Barry Gibb credits old friend and then-RSO Records labelmate Eric Clapton for convincing the Bee Gees to move to America in the mid-'70s to revitalize their sagging career. Barry, the sole surviving Gibb brother, chatted with Billboard in advance of Saturday's (December 12th) premiere of the group's HBO documentary, How Can You Mend A Broken Heart.

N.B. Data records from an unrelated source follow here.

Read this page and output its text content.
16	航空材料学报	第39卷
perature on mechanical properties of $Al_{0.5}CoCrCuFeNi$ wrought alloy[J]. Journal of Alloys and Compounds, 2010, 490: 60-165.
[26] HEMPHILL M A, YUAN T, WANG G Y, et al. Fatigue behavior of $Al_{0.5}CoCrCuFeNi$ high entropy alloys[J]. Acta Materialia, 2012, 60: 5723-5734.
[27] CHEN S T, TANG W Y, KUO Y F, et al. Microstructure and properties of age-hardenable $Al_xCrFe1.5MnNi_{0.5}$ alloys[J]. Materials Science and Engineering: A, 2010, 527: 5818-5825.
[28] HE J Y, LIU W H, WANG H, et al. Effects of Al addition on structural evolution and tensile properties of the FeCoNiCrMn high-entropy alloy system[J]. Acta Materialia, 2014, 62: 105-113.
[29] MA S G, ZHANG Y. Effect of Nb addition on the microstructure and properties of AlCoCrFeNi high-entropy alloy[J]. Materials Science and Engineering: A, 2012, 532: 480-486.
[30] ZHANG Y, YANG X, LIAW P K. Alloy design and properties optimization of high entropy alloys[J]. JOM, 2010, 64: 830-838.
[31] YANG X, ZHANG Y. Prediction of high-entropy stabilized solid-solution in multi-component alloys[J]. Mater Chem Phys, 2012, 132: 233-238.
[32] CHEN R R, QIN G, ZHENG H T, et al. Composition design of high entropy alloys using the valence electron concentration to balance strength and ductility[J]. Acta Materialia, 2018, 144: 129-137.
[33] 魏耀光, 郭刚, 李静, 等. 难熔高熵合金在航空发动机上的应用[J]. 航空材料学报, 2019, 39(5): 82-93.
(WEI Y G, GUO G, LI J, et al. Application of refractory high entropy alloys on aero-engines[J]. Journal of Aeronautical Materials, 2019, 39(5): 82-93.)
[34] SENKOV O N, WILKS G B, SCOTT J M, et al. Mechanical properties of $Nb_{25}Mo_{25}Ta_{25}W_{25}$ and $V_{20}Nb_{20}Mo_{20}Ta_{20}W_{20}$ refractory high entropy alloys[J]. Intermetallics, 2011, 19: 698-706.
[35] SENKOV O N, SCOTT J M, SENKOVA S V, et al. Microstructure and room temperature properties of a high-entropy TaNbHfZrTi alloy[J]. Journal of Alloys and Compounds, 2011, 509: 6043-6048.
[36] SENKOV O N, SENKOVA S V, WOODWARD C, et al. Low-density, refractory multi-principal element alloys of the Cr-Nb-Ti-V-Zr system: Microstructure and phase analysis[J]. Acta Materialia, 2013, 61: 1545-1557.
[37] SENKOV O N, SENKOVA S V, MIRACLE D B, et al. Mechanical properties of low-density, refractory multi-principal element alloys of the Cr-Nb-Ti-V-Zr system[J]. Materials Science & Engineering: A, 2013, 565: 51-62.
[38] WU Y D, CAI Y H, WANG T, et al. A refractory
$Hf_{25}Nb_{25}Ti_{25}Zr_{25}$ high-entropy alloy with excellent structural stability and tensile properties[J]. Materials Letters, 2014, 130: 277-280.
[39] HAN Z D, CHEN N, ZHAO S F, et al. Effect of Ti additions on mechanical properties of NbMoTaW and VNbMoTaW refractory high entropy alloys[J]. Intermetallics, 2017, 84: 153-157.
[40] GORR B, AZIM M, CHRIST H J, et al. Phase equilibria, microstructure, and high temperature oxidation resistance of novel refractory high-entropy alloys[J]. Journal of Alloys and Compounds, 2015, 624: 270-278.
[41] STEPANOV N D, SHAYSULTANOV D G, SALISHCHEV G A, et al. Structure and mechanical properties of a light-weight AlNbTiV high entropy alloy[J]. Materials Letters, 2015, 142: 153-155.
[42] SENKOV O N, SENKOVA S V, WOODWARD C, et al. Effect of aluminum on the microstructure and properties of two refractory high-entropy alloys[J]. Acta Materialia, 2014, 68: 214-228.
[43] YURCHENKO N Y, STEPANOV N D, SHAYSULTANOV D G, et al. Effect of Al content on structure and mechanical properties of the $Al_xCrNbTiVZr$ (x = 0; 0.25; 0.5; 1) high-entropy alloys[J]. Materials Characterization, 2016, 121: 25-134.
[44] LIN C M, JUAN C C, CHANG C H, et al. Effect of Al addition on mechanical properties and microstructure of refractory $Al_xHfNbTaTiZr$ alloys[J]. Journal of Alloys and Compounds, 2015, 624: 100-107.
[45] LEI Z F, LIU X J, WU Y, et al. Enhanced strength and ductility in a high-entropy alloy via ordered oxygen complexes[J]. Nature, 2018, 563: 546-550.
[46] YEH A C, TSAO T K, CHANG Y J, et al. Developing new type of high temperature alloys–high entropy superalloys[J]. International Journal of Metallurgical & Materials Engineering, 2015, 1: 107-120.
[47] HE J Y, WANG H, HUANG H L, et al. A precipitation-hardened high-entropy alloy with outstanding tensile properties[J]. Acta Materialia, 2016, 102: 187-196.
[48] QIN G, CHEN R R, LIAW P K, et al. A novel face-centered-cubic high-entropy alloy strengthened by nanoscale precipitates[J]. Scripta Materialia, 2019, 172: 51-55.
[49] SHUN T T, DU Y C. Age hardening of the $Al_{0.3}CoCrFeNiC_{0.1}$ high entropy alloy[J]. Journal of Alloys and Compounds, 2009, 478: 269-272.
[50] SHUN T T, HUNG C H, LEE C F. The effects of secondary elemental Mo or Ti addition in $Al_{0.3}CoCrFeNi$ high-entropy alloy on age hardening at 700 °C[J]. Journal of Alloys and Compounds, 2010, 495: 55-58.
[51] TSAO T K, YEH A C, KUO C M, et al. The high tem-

Barry recalled that by 1973, things were at a make-or-break point for himself, and brothers Robin and Maurice: “(Atlantic Records chairman) Ahmet Ertegun told (our manager) Robert Stigwood that if we didn’t kick it up, they’d have to drop the group because they were fed up with the pathos in the ballads. Robin really didn’t want to do much after that. I think it really broke his heart, because Ahmet didn’t want to hear that lament anymore, that kind of voice. It’s a cruel business. You’re always dealing with people who want to tell you what kind of songs you should record.”
Barry recalled how Clapton came up with the perfect recipe to inspire the brothers into action: “Eric said, 'Why don’t you make an album in America?' He said, 'Get Americanized. Don’t spend your life tying to stick with psychedelic music or whatever you think is happening in England. Got to America, get influenced by American artists.' And we did just that.”